Но все чаще и чаще за обедом вспоминаю, что убийца. И меня душит чувство тоски. Позавчера мама поставила передо мной миску с черешней. Меня вырвало.
Стена вся шершавая от слезающей краски. Я прижимаюсь к ней спиной и курю. Зара откидывает назад черный хвост и поправляет пиджак, свисающий с острых плеч. Садится на подоконник и смотрит через разбитое мутное стекло. Открывает форточку, и со стадиона начинают доноситься крики футболистов.
Змейки пыли от порывов ветерка разлетаются по обшарпанным стенам с матерщинными надписями, по зарытым в углах окуркам, по батарее. Зара причмокивает, отнимает от губ сигарету и облизывается:
Мить. Лучше кури так и дальше, а не влюбляйся.
Она щурит на меня лисьи глаза. Достает мятую пачку и протягивает мне, тыча на картинку с раком легких:
Рак это хоть понятно где. Вот в легких, к примеру. А любовь твоя где? Ну? В твоем слонике? Она усмехается, вспоминая наш неудачный секс полгода назад. Подумай своей башкой, что лучше: из-за девок загоняться или просто кашлять? Да и сигареты какие благородные! Вишней пахнут. Я теперь не воняю как псина.
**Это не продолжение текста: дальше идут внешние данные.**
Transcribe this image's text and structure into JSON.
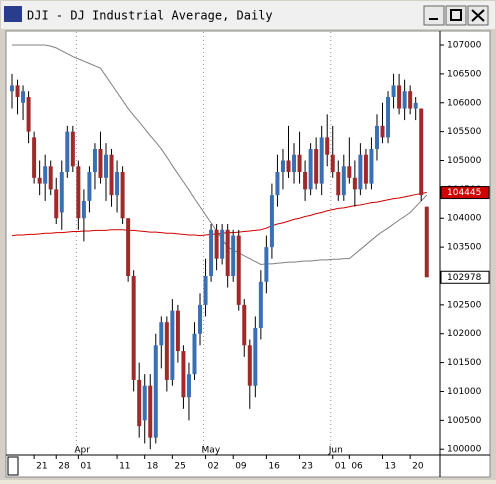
{
  "window": {
    "title": "DJI - DJ Industrial Average, Daily"
  },
  "chart_data": {
    "type": "candlestick",
    "categories": [
      null,
      null,
      null,
      null,
      "21",
      null,
      null,
      null,
      "28",
      null,
      null,
      null,
      "01",
      null,
      null,
      null,
      null,
      null,
      null,
      "11",
      null,
      null,
      null,
      null,
      "18",
      null,
      null,
      null,
      null,
      "25",
      null,
      null,
      null,
      null,
      null,
      "02",
      null,
      null,
      null,
      null,
      "09",
      null,
      null,
      null,
      null,
      null,
      "16",
      null,
      null,
      null,
      null,
      null,
      "23",
      null,
      null,
      null,
      null,
      null,
      "01",
      null,
      null,
      "06",
      null,
      null,
      null,
      null,
      null,
      "13",
      null,
      null,
      null,
      null,
      "20",
      null,
      null,
      null
    ],
    "months": [
      null,
      null,
      null,
      null,
      null,
      null,
      null,
      null,
      null,
      null,
      null,
      null,
      "Apr",
      null,
      null,
      null,
      null,
      null,
      null,
      null,
      null,
      null,
      null,
      null,
      null,
      null,
      null,
      null,
      null,
      null,
      null,
      null,
      null,
      null,
      null,
      "May",
      null,
      null,
      null,
      null,
      null,
      null,
      null,
      null,
      null,
      null,
      null,
      null,
      null,
      null,
      null,
      null,
      null,
      null,
      null,
      null,
      null,
      null,
      "Jun",
      null,
      null,
      null,
      null,
      null,
      null,
      null,
      null,
      null,
      null,
      null,
      null,
      null,
      null,
      null,
      null,
      null
    ],
    "ohlc": [
      [
        106200,
        106500,
        105900,
        106300
      ],
      [
        106300,
        106400,
        105800,
        106100
      ],
      [
        106000,
        106300,
        105700,
        106200
      ],
      [
        106100,
        106200,
        105300,
        105500
      ],
      [
        105400,
        105500,
        104600,
        104700
      ],
      [
        104700,
        105000,
        104400,
        104600
      ],
      [
        104600,
        105100,
        104300,
        104900
      ],
      [
        104900,
        105000,
        104400,
        104500
      ],
      [
        104500,
        104700,
        103900,
        104000
      ],
      [
        104100,
        105000,
        103800,
        104800
      ],
      [
        104800,
        105600,
        104700,
        105500
      ],
      [
        105500,
        105600,
        104800,
        104900
      ],
      [
        104900,
        105000,
        103800,
        104000
      ],
      [
        104000,
        104500,
        103600,
        104300
      ],
      [
        104300,
        104900,
        104100,
        104800
      ],
      [
        104800,
        105300,
        104500,
        105200
      ],
      [
        105200,
        105500,
        104600,
        104700
      ],
      [
        104700,
        105300,
        104300,
        105100
      ],
      [
        105100,
        105200,
        104200,
        104400
      ],
      [
        104400,
        105000,
        104100,
        104800
      ],
      [
        104800,
        104900,
        103900,
        104000
      ],
      [
        104000,
        104000,
        102900,
        103000
      ],
      [
        103000,
        103100,
        101000,
        101200
      ],
      [
        101200,
        101500,
        100200,
        100400
      ],
      [
        100500,
        101300,
        100100,
        101100
      ],
      [
        101100,
        101300,
        100000,
        100200
      ],
      [
        100200,
        102000,
        100100,
        101800
      ],
      [
        101800,
        102300,
        101400,
        102200
      ],
      [
        102200,
        102300,
        101000,
        101200
      ],
      [
        101200,
        102600,
        101100,
        102400
      ],
      [
        102400,
        102500,
        101500,
        101700
      ],
      [
        101700,
        101800,
        100700,
        100900
      ],
      [
        100900,
        101500,
        100500,
        101300
      ],
      [
        101300,
        102200,
        101200,
        102000
      ],
      [
        102000,
        102700,
        101800,
        102500
      ],
      [
        102500,
        103300,
        102300,
        103000
      ],
      [
        103000,
        103900,
        102900,
        103800
      ],
      [
        103800,
        103900,
        103100,
        103300
      ],
      [
        103300,
        103900,
        103200,
        103800
      ],
      [
        103800,
        103900,
        102800,
        103000
      ],
      [
        103000,
        103800,
        102900,
        103700
      ],
      [
        103700,
        103800,
        102400,
        102500
      ],
      [
        102500,
        102600,
        101600,
        101800
      ],
      [
        101800,
        101900,
        100700,
        101100
      ],
      [
        101100,
        102300,
        100900,
        102100
      ],
      [
        102100,
        103100,
        101900,
        102900
      ],
      [
        102900,
        103700,
        102700,
        103500
      ],
      [
        103500,
        104600,
        103300,
        104400
      ],
      [
        104400,
        105100,
        104200,
        104800
      ],
      [
        104800,
        105200,
        104500,
        105000
      ],
      [
        105000,
        105600,
        104700,
        104800
      ],
      [
        104800,
        105300,
        104600,
        105100
      ],
      [
        105100,
        105500,
        104600,
        104800
      ],
      [
        104800,
        105000,
        104300,
        104500
      ],
      [
        104500,
        105300,
        104400,
        105200
      ],
      [
        105200,
        105400,
        104500,
        104600
      ],
      [
        104600,
        105600,
        104400,
        105400
      ],
      [
        105400,
        105800,
        104900,
        105100
      ],
      [
        105100,
        105600,
        104700,
        104800
      ],
      [
        104800,
        105000,
        104300,
        104400
      ],
      [
        104400,
        105100,
        104300,
        104900
      ],
      [
        104900,
        105400,
        104600,
        104700
      ],
      [
        104700,
        105000,
        104200,
        104500
      ],
      [
        104500,
        105300,
        104400,
        105100
      ],
      [
        105100,
        105200,
        104500,
        104600
      ],
      [
        104600,
        105400,
        104500,
        105200
      ],
      [
        105200,
        105800,
        105000,
        105600
      ],
      [
        105600,
        106000,
        105300,
        105400
      ],
      [
        105400,
        106200,
        105300,
        106100
      ],
      [
        106100,
        106500,
        105900,
        106300
      ],
      [
        106300,
        106500,
        105800,
        105900
      ],
      [
        105900,
        106400,
        105700,
        106200
      ],
      [
        106200,
        106300,
        105800,
        105900
      ],
      [
        105900,
        106100,
        105700,
        106000
      ],
      [
        105900,
        105900,
        104300,
        104400
      ],
      [
        104200,
        104200,
        102978,
        102978
      ]
    ],
    "up_color": "#3a6fb4",
    "down_color": "#a02a2a",
    "overlays": [
      {
        "color": "#808080",
        "values": [
          107000,
          107000,
          107000,
          107000,
          107000,
          107000,
          107000,
          106980,
          106950,
          106900,
          106850,
          106800,
          106760,
          106720,
          106680,
          106640,
          106600,
          106460,
          106320,
          106180,
          106040,
          105900,
          105780,
          105670,
          105550,
          105430,
          105320,
          105200,
          105060,
          104910,
          104770,
          104630,
          104490,
          104340,
          104200,
          104060,
          103920,
          103780,
          103640,
          103500,
          103450,
          103400,
          103350,
          103300,
          103250,
          103200,
          103210,
          103210,
          103220,
          103230,
          103240,
          103240,
          103250,
          103260,
          103260,
          103270,
          103280,
          103280,
          103290,
          103290,
          103300,
          103300,
          103380,
          103460,
          103540,
          103620,
          103700,
          103770,
          103830,
          103900,
          103970,
          104030,
          104100,
          104200,
          104300,
          104400
        ]
      },
      {
        "color": "#d00000",
        "values": [
          103700,
          103710,
          103710,
          103720,
          103720,
          103730,
          103740,
          103740,
          103750,
          103750,
          103760,
          103770,
          103770,
          103780,
          103780,
          103790,
          103790,
          103790,
          103800,
          103800,
          103800,
          103790,
          103790,
          103780,
          103770,
          103760,
          103760,
          103750,
          103740,
          103740,
          103730,
          103720,
          103710,
          103710,
          103700,
          103710,
          103720,
          103730,
          103740,
          103750,
          103750,
          103760,
          103770,
          103780,
          103790,
          103800,
          103830,
          103870,
          103900,
          103920,
          103950,
          103980,
          104000,
          104030,
          104050,
          104080,
          104100,
          104130,
          104150,
          104170,
          104180,
          104200,
          104220,
          104230,
          104250,
          104270,
          104280,
          104300,
          104320,
          104340,
          104350,
          104370,
          104390,
          104410,
          104430,
          104445
        ]
      }
    ],
    "price_tags": [
      {
        "value": 104445,
        "color": "#d00000",
        "text_color": "#ffffff"
      },
      {
        "value": 102978,
        "color": "#ffffff",
        "text_color": "#000000"
      }
    ],
    "ylim": [
      99900,
      107260
    ],
    "yticks": [
      100000,
      100500,
      101000,
      101500,
      102000,
      102500,
      103000,
      103500,
      104000,
      104500,
      105000,
      105500,
      106000,
      106500,
      107000
    ]
  }
}
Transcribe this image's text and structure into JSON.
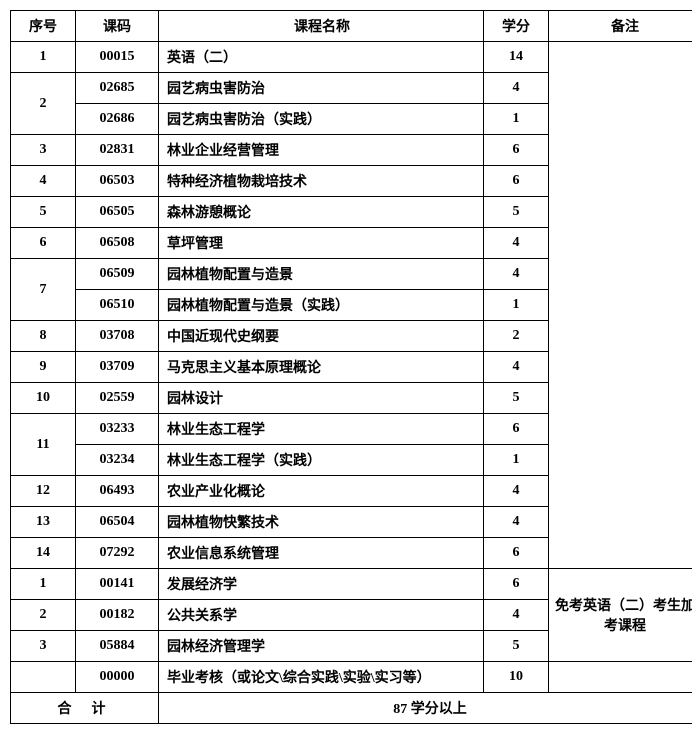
{
  "table": {
    "headers": {
      "seq": "序号",
      "code": "课码",
      "name": "课程名称",
      "credit": "学分",
      "note": "备注"
    },
    "rows": [
      {
        "seq": "1",
        "code": "00015",
        "name": "英语（二）",
        "credit": "14"
      },
      {
        "seq": "2",
        "code": "02685",
        "name": "园艺病虫害防治",
        "credit": "4"
      },
      {
        "seq": "",
        "code": "02686",
        "name": "园艺病虫害防治（实践）",
        "credit": "1"
      },
      {
        "seq": "3",
        "code": "02831",
        "name": "林业企业经营管理",
        "credit": "6"
      },
      {
        "seq": "4",
        "code": "06503",
        "name": "特种经济植物栽培技术",
        "credit": "6"
      },
      {
        "seq": "5",
        "code": "06505",
        "name": "森林游憩概论",
        "credit": "5"
      },
      {
        "seq": "6",
        "code": "06508",
        "name": "草坪管理",
        "credit": "4"
      },
      {
        "seq": "7",
        "code": "06509",
        "name": "园林植物配置与造景",
        "credit": "4"
      },
      {
        "seq": "",
        "code": "06510",
        "name": "园林植物配置与造景（实践）",
        "credit": "1"
      },
      {
        "seq": "8",
        "code": "03708",
        "name": "中国近现代史纲要",
        "credit": "2"
      },
      {
        "seq": "9",
        "code": "03709",
        "name": "马克思主义基本原理概论",
        "credit": "4"
      },
      {
        "seq": "10",
        "code": "02559",
        "name": "园林设计",
        "credit": "5"
      },
      {
        "seq": "11",
        "code": "03233",
        "name": "林业生态工程学",
        "credit": "6"
      },
      {
        "seq": "",
        "code": "03234",
        "name": "林业生态工程学（实践）",
        "credit": "1"
      },
      {
        "seq": "12",
        "code": "06493",
        "name": "农业产业化概论",
        "credit": "4"
      },
      {
        "seq": "13",
        "code": "06504",
        "name": "园林植物快繁技术",
        "credit": "4"
      },
      {
        "seq": "14",
        "code": "07292",
        "name": "农业信息系统管理",
        "credit": "6"
      },
      {
        "seq": "1",
        "code": "00141",
        "name": "发展经济学",
        "credit": "6"
      },
      {
        "seq": "2",
        "code": "00182",
        "name": "公共关系学",
        "credit": "4"
      },
      {
        "seq": "3",
        "code": "05884",
        "name": "园林经济管理学",
        "credit": "5"
      },
      {
        "seq": "",
        "code": "00000",
        "name": "毕业考核（或论文\\综合实践\\实验\\实习等）",
        "credit": "10"
      }
    ],
    "note_text": "免考英语（二）考生加考课程",
    "total_label": "合计",
    "total_value": "87 学分以上"
  },
  "style": {
    "border_color": "#000000",
    "background": "#ffffff",
    "font_family": "SimSun",
    "header_fontsize": 14,
    "cell_fontsize": 14,
    "col_widths": {
      "seq": 52,
      "code": 70,
      "name": 310,
      "credit": 52,
      "note": 140
    }
  }
}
И мать не бьет.
Перестань, Зар, неловко поправляю края толстовки. Я люблю ее. Разберусь уж.
Ага, да.
Дверь в туалет ударяется о стену. Я судорожно прячу сигарету, сжав в кулаке. Дина шмыгает, вытирает нос и подходит к первой кабинке, яростно бьет в нее:
Выходи, ушлепок. Я тебя кастрирую.
Зара посмеивается и выкидывает сигарету:
Ё-мое, да тут у нас Санта-Барбара.
Вадик вырывается из кабинки:
Заткнись, тупая ты шлюха, заткнись! Ты меня уже достала! Слушай, мне хватило этих твоих истерик. Меня достало постоянно разбираться с братком Лени. Он же прав. Ты Леньку убила.
Дина бьет его по щеке, и он кулаком ударяет ее в ответ. Она вскрикивает.
Вадик, ты чего творишь!
Я подскакиваю и сжимаю его плечо. Он весь дрожит злостью. Дина плачет и убегает.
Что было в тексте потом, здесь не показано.